Lab grows high temperature superconductor on silicon
Ambature in Canada has succeeded in growing a high-temperature superconducting (HTS) material on silicon, paving the way for high volume quantum sensors.
Ambature built its a-axis yttrium barium copper oxide (YBCO) high temperature superconductor material on silicon in its labs in Waterloo, Ontario. The YBCO material enables simpler fabrication of Josephson junctions—superconducting counterparts to transistors—in semiconductor foundries. The material YBCO transitions at around 90 Kelvin (-298°F or -183°C), which means it can be cooled by liquid nitrogen.
In turn, these Josephson junctions can be used to build sensors and extremely fast and energy-efficient high-performance computers needed for advanced applications.
The a-axis material is more suited to applications like data centres because cooling them is much easier says Ambature. Superconducting materials and circuits offer intrinsic benefits to telecommunications, medical diagnostics, autonomous vehicles, IoT and AI.
“This leap forward allows us to accelerate our plans to commercially scale our technology and become the bridge between semiconductor and superconductor electronics” said Ron Kelly, Ambature CEO.
“The recent high-quality growth of our material on silicon opens up the semiconductor industry to Ambature. Our superconducting sensors and computer processors can be fabricated at scale using existing equipment in semiconductor foundries” said Mitch Robson, Ambature Lead Scientist.

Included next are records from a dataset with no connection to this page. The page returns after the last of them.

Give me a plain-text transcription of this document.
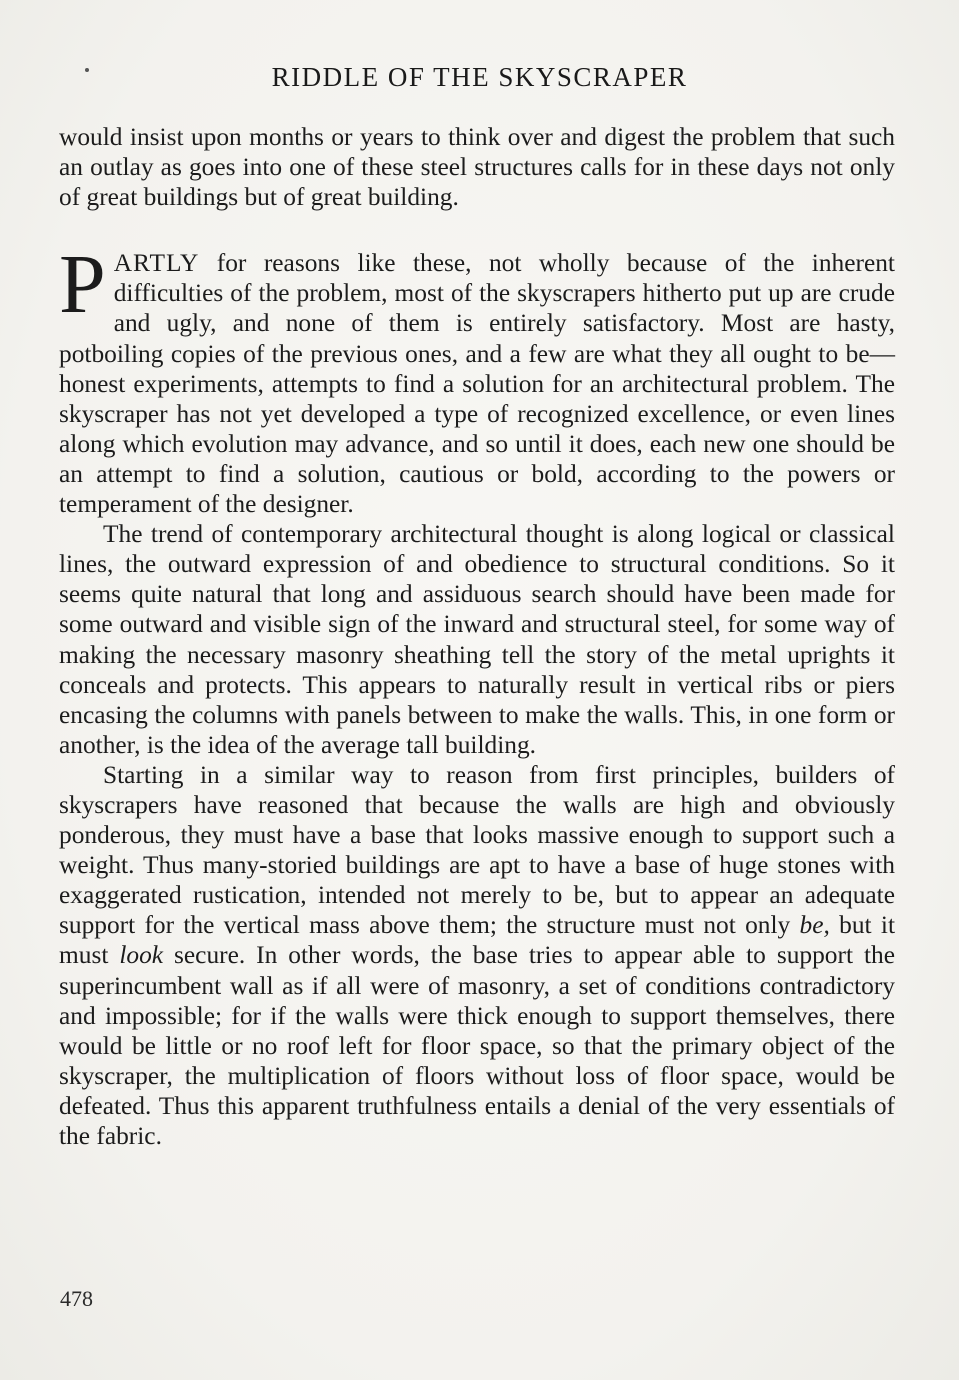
RIDDLE OF THE SKYSCRAPER

would insist upon months or years to think over and digest the problem that such an outlay as goes into one of these steel structures calls for in these days not only of great buildings but of great building.

PARTLY for reasons like these, not wholly because of the inherent difficulties of the problem, most of the skyscrapers hitherto put up are crude and ugly, and none of them is entirely satisfactory. Most are hasty, potboiling copies of the previous ones, and a few are what they all ought to be—honest experiments, attempts to find a solution for an architectural problem. The skyscraper has not yet developed a type of recognized excellence, or even lines along which evolution may advance, and so until it does, each new one should be an attempt to find a solution, cautious or bold, according to the powers or temperament of the designer.

The trend of contemporary architectural thought is along logical or classical lines, the outward expression of and obedience to structural conditions. So it seems quite natural that long and assiduous search should have been made for some outward and visible sign of the inward and structural steel, for some way of making the necessary masonry sheathing tell the story of the metal uprights it conceals and protects. This appears to naturally result in vertical ribs or piers encasing the columns with panels between to make the walls. This, in one form or another, is the idea of the average tall building.

Starting in a similar way to reason from first principles, builders of skyscrapers have reasoned that because the walls are high and obviously ponderous, they must have a base that looks massive enough to support such a weight. Thus many-storied buildings are apt to have a base of huge stones with exaggerated rustication, intended not merely to be, but to appear an adequate support for the vertical mass above them; the structure must not only be, but it must look secure. In other words, the base tries to appear able to support the superincumbent wall as if all were of masonry, a set of conditions contradictory and impossible; for if the walls were thick enough to support themselves, there would be little or no roof left for floor space, so that the primary object of the skyscraper, the multiplication of floors without loss of floor space, would be defeated. Thus this apparent truthfulness entails a denial of the very essentials of the fabric.

478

Amabture now has two ways to integrate the high temperature superconductor Josephson junctions with silicon—heterogeneously via thermocompression bonding for chiplets and now epitaxially via silicon substrates with buffer layers. The company, which also has a lab in Scottsdale, Arizona, owns and offers for license over 200 patents, with over 3800 unique patent claims, worldwide.
Ambature has previously produced an a-axis YBCO/NBCO superlattice that partially transitioned above 200K, prompting its lab partner at the time, a division of NASA’s Jet Propulsion Laboratory, to publish that Ambature has “fabricated and tested a material that arguably holds promises for room temperature superconductivity”. The company is growing and testing new superlattice materials to further investigate the potential of a-axis high temperature superconductors.